The UFO hotspot chart that was really just a population map
Raw UFO-sighting totals rank California first by a mile — so the saucers must love California. They mostly just love where the people are: the top of the chart is a list of the most populous states.


The claim
California is America’s UFO capital — it logs more sightings than any other state, so something out there really is drawn to the Golden State.
The trick
The bars plot raw report totals, and raw counts of almost anything mostly measure population. The eight tallest bars are, near enough, the eight biggest states: California leads with ~17,000 because it has ~39 million residents to look up, not because it has the most aliens.

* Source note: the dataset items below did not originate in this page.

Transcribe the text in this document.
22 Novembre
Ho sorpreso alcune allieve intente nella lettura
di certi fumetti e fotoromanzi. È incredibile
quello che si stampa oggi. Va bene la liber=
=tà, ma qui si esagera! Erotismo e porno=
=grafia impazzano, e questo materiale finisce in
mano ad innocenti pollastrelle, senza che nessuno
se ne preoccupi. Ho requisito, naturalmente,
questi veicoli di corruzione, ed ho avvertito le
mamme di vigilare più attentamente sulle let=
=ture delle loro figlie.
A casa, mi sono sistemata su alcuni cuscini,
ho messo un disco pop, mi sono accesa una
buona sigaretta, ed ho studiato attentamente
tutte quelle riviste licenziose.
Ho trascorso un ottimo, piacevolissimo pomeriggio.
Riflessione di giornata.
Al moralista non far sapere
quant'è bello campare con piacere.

Rank states by raw sightings and you get the same leaderboard you’d get for pizza orders, parking tickets, or sneezes — a map of where the people are, wearing a UFO costume.
The honest version
Divide by the thing the question is actually about — people — and the chart flips. At sightings per 100,000 residents the leaders are small, rural, dark-sky states: Vermont, Montana, Alaska, Maine, New Hampshire. California slides from 1st to mid-pack (~44 per 100k). The honest outlier is Washington, high on both charts — a genuinely sighting-happy place rather than merely a crowded one. (Even per-capita, these are reports filed, so reporting culture and internet access still tug at the numbers — but at least the denominator is no longer doing the lying.)